Страница 52 из 65
Матвей абсолютно никого не узнавал, будто свалился вдруг в Мурлындию, где ходят коты с человеческими лицами. Такое уже бывало. То есть он знал каждого — все это были родные, милые лица, но не мог вспомнить, «ху есть ху», чем занимаются, как зовут. Однажды он прилетел в аэропорт после трехнедельного штопора и тоже вот так здоровался с людьми, разговаривал с ними, стараясь ограничиться общими темами и не называя никого по имени, потому что не помнил. Через лиман его вез знакомый шофер, которого он назвал Колей, а только в городе вдруг что-то щелкнуло в голове, и он вспомнил, что шофера зовут не Коля, а Петя.
Но сейчас некогда было ждать, действовать приходилось стремительно и напористо, волевым усилием восстановить память. Только что он получил сообщение неизвестно от кого, что в его квартире обосновался агент Верховоды с заданием в удобный момент условленным сигналом вызвать группу захвата.

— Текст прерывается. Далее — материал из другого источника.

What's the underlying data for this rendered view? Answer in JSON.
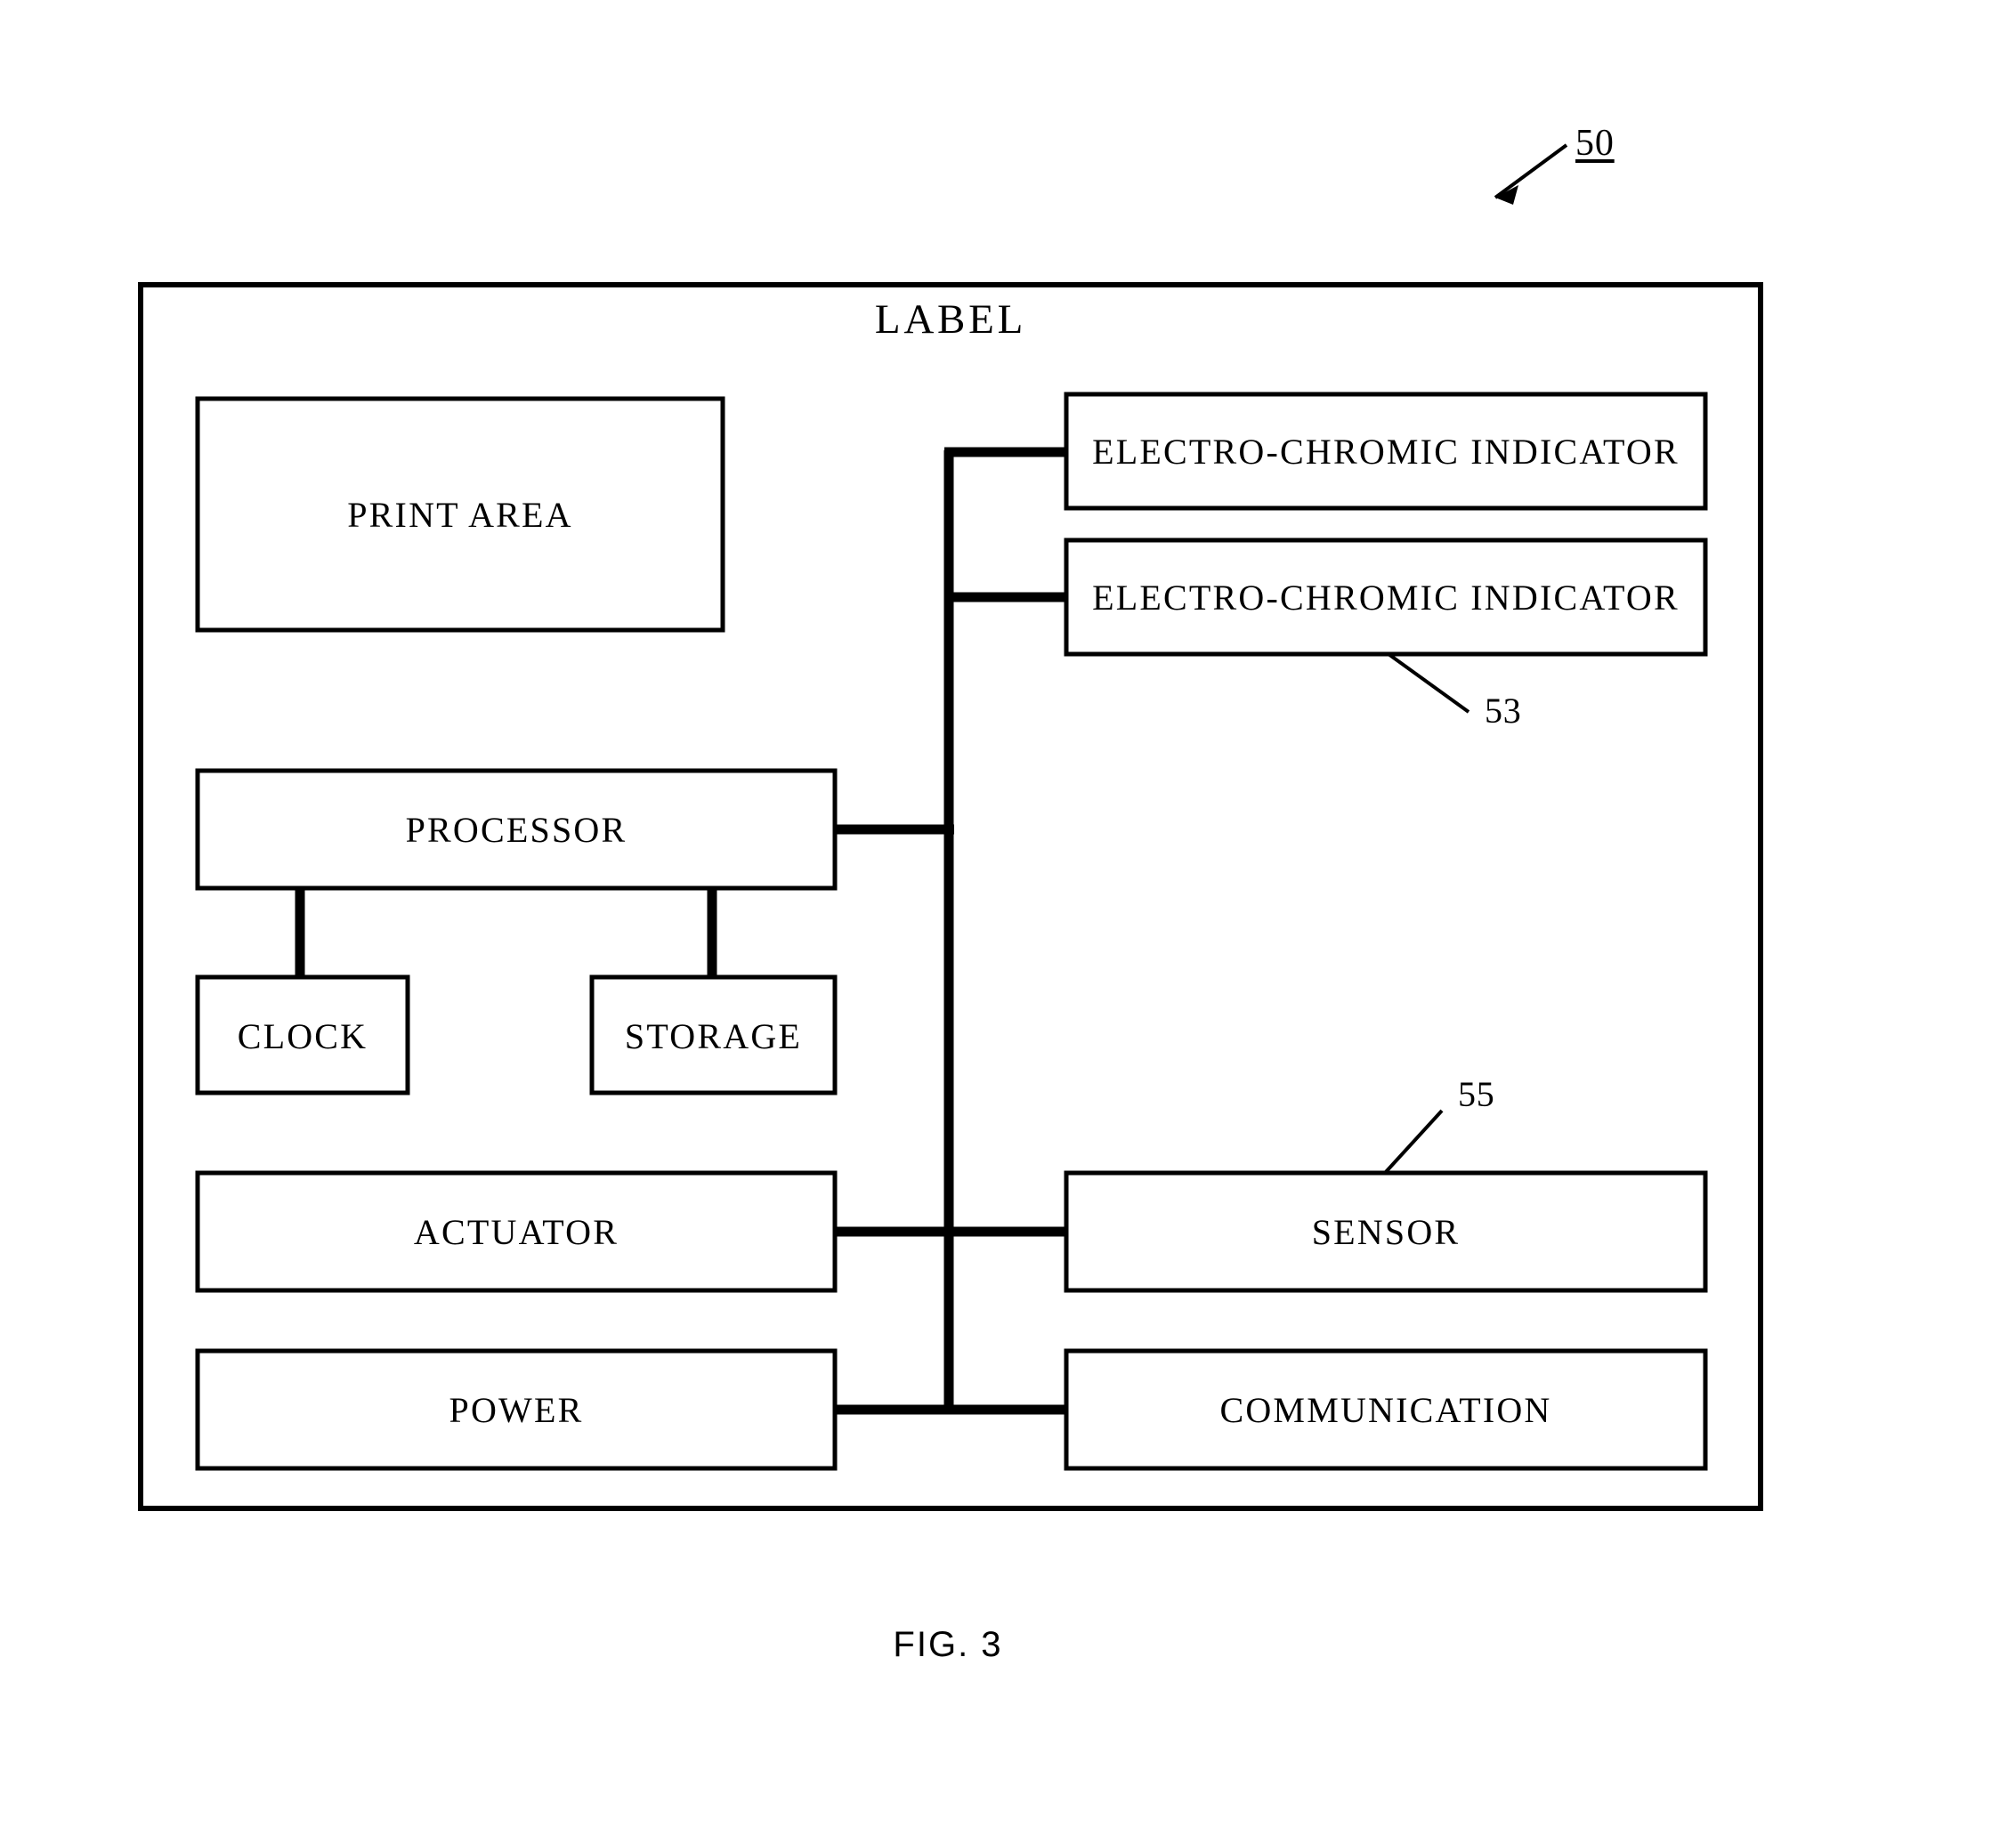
{
  "figure": {
    "caption": "FIG. 3",
    "outer_reference_numeral": "50",
    "outer_box_title": "LABEL"
  },
  "blocks": {
    "print_area": "PRINT AREA",
    "processor": "PROCESSOR",
    "clock": "CLOCK",
    "storage": "STORAGE",
    "actuator": "ACTUATOR",
    "power": "POWER",
    "indicator_1": "ELECTRO-CHROMIC INDICATOR",
    "indicator_2": "ELECTRO-CHROMIC INDICATOR",
    "sensor": "SENSOR",
    "communication": "COMMUNICATION"
  },
  "reference_numerals": {
    "indicator": "53",
    "sensor": "55"
  },
  "colors": {
    "stroke": "#000000",
    "background": "#ffffff",
    "text": "#000000"
  }
}
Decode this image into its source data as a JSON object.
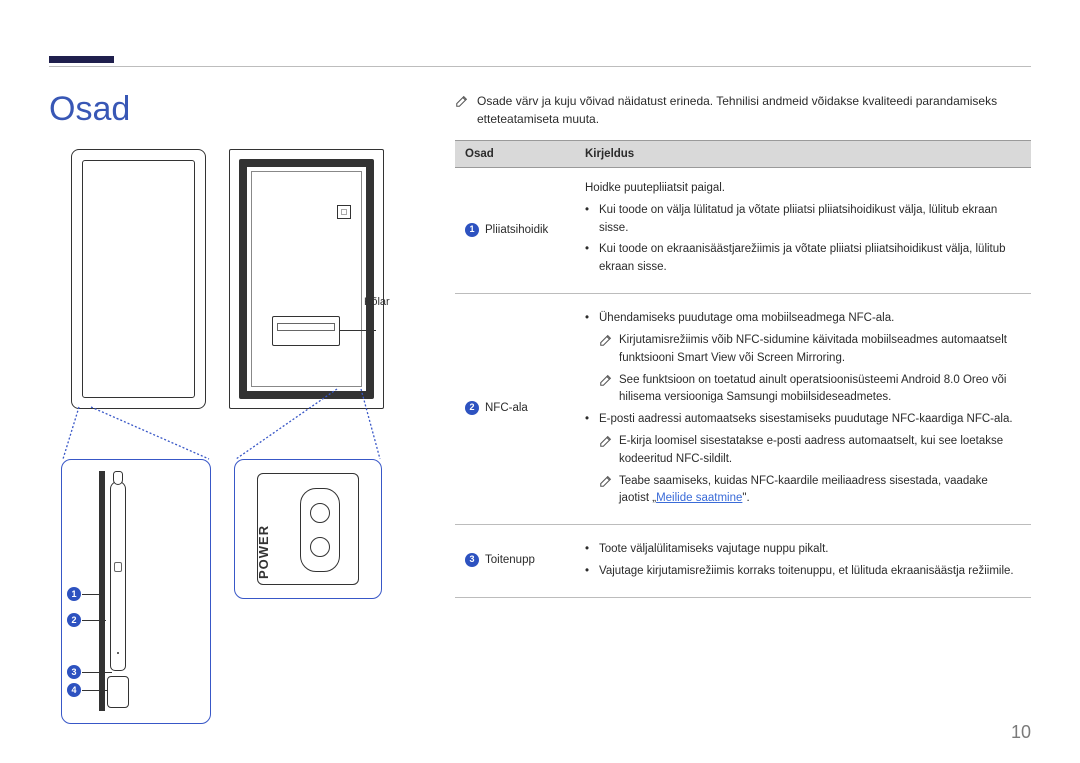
{
  "title": "Osad",
  "page_number": "10",
  "speaker_label": "Kõlar",
  "power_label": "POWER",
  "top_note": "Osade värv ja kuju võivad näidatust erineda. Tehnilisi andmeid võidakse kvaliteedi parandamiseks etteteatamiseta muuta.",
  "table": {
    "headers": {
      "part": "Osad",
      "desc": "Kirjeldus"
    },
    "rows": [
      {
        "num": "1",
        "part": "Pliiatsihoidik",
        "intro": "Hoidke puutepliiatsit paigal.",
        "bullets": [
          "Kui toode on välja lülitatud ja võtate pliiatsi pliiatsihoidikust välja, lülitub ekraan sisse.",
          "Kui toode on ekraanisäästjarežiimis ja võtate pliiatsi pliiatsihoidikust välja, lülitub ekraan sisse."
        ]
      },
      {
        "num": "2",
        "part": "NFC-ala",
        "b1": "Ühendamiseks puudutage oma mobiilseadmega NFC-ala.",
        "note1": "Kirjutamisrežiimis võib NFC-sidumine käivitada mobiilseadmes automaatselt funktsiooni Smart View või Screen Mirroring.",
        "note2": "See funktsioon on toetatud ainult operatsioonisüsteemi Android 8.0 Oreo või hilisema versiooniga Samsungi mobiilsideseadmetes.",
        "b2": "E-posti aadressi automaatseks sisestamiseks puudutage NFC-kaardiga NFC-ala.",
        "note3": "E-kirja loomisel sisestatakse e-posti aadress automaatselt, kui see loetakse kodeeritud NFC-sildilt.",
        "note4_pre": "Teabe saamiseks, kuidas NFC-kaardile meiliaadress sisestada, vaadake jaotist „",
        "note4_link": "Meilide saatmine",
        "note4_post": "\"."
      },
      {
        "num": "3",
        "part": "Toitenupp",
        "bullets": [
          "Toote väljalülitamiseks vajutage nuppu pikalt.",
          "Vajutage kirjutamisrežiimis korraks toitenuppu, et lülituda ekraanisäästja režiimile."
        ]
      }
    ]
  }
}
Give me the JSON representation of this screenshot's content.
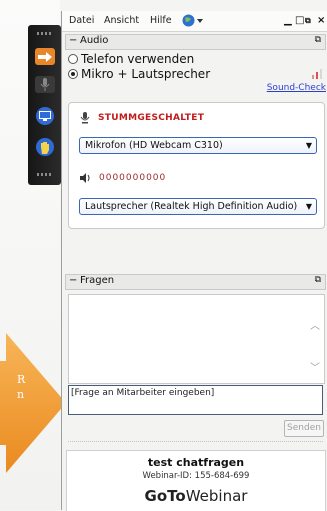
{
  "menu": {
    "file": "Datei",
    "view": "Ansicht",
    "help": "Hilfe"
  },
  "audio": {
    "header": "Audio",
    "option_phone": "Telefon verwenden",
    "option_mic": "Mikro + Lautsprecher",
    "sound_check": "Sound-Check",
    "muted_label": "STUMMGESCHALTET",
    "microphone_value": "Mikrofon (HD Webcam C310)",
    "speaker_level": "0000000000",
    "speaker_value": "Lautsprecher (Realtek High Definition Audio)"
  },
  "questions": {
    "header": "Fragen",
    "input_placeholder": "[Frage an Mitarbeiter eingeben]",
    "send_label": "Senden"
  },
  "footer": {
    "webinar_title": "test chatfragen",
    "webinar_id": "Webinar-ID: 155-684-699",
    "logo_bold": "GoTo",
    "logo_regular": "Webinar"
  },
  "arrow_text": {
    "line1": "R",
    "line2": "n"
  },
  "colors": {
    "muted_red": "#c21b1b",
    "accent_blue": "#3b66b4",
    "link_blue": "#2a3fd0",
    "toolbar_orange": "#e8872a",
    "arrow_orange": "#f2a13a"
  },
  "icons": [
    "arrow-share-icon",
    "microphone-icon",
    "screen-icon",
    "hand-raise-icon",
    "globe-icon",
    "microphone-muted-icon",
    "speaker-icon"
  ]
}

— Отец местного прохвостизма! — повторил тенорок, и тогда-то в голове Матвея щелкнуло. Он сразу всех узнал и вспомнил.
Посреди большой комнаты, приветственно раскинув руки, стоял худой как щепка сторож-поэт Андрюша Гаранжа — он-то и кричал. На его крик из другой комнаты выплыл, словно медведь на дыбах, взлохмаченный метранпаж местной газеты Куканов, или «наш миллионер», как его ласково называли. Он тридцать лет протрубил на Севере и ежедневно выпивал минимум две бутылки водки, а максимум страшно даже подумать. Как-то подсчитали с карандашом в руке, что в итоге он пропил более ста тысяч (старыми — миллион). За ним — работница агиткультбригады Ванда Куховарова с неизменной дымящейся папиросой во рту. «Крепкий мужик», — говорили о ней, потому что она пила наравне с мужиками и даже некоторых перепивала, хотя здесь это дело было трудоемкое. Она только что вернулась из нарко, где прошла краткосрочный курс поддержания — всего три дня. Дольше обслуга ее не терпела.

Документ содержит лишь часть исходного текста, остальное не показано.